Mbagnick Mbaye, champion d'Afrique du 100 m en 1989 : " L'athlétisme a perdu une grande championne "
" Je suis vraiment attristé et atterré quand j'ai appris le décès de Kène. Je savais qu'elle était malade et je me disais que ça allait mieux. Je suis tellement touché que je n'ai même pas les mots. Parce que Kène, au-delà d'être une grande championne, une très grande championne, était ma petite sœur. C'était une fille très gentille et respectueuse de tout le monde. Une grande compétitrice aussi. La première fois qu'elle est venue en France, elle était licenciée dans mon club à Sotteville, avant d'aller en Espagne et en Italie. Elle détient toujours le record du club du triple avec plus de 14 m. L'athlétisme, le sport sénégalais en général a perdu une grande championne. Il n'y en a pas beaucoup comme elle ; que le Bon Dieu l'accueille au paradis. "

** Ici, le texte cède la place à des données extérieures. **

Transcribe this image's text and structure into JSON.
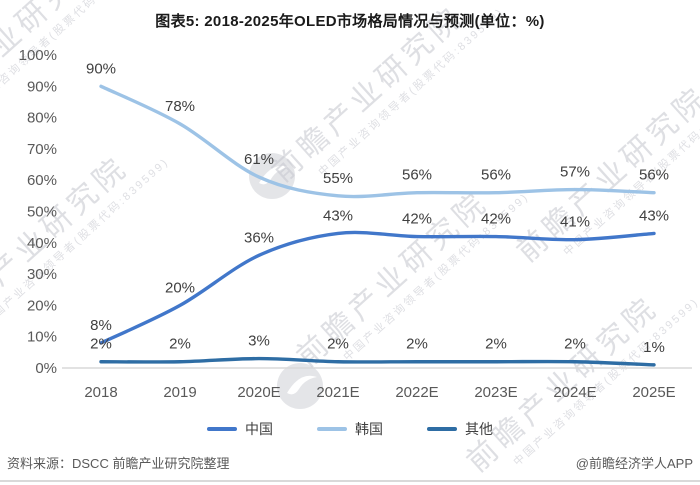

Amademe Gueye, entraineur Us Ouakam : " Kène est partie, mais la Championne restera à jamais parmi nous "
" Nous venons de perdre une championne, un produit bien modelé par coach Christophe Nassalane dès le bas âge. Plusieurs fois championne d'Afrique, et médaillée de bronze des championnats du monde en salle, Kène Ndoye, qui maîtrisait bien la technique du triple saut, savait aussi bien aborder une compétition de n'importe quel niveau. Son " quatrième saut n'a pas pu la faire sortir de cette maladie. Kène Ndoye est partie, mais la Championne restera à jamais gravée dans nos cœurs et nos pensées ".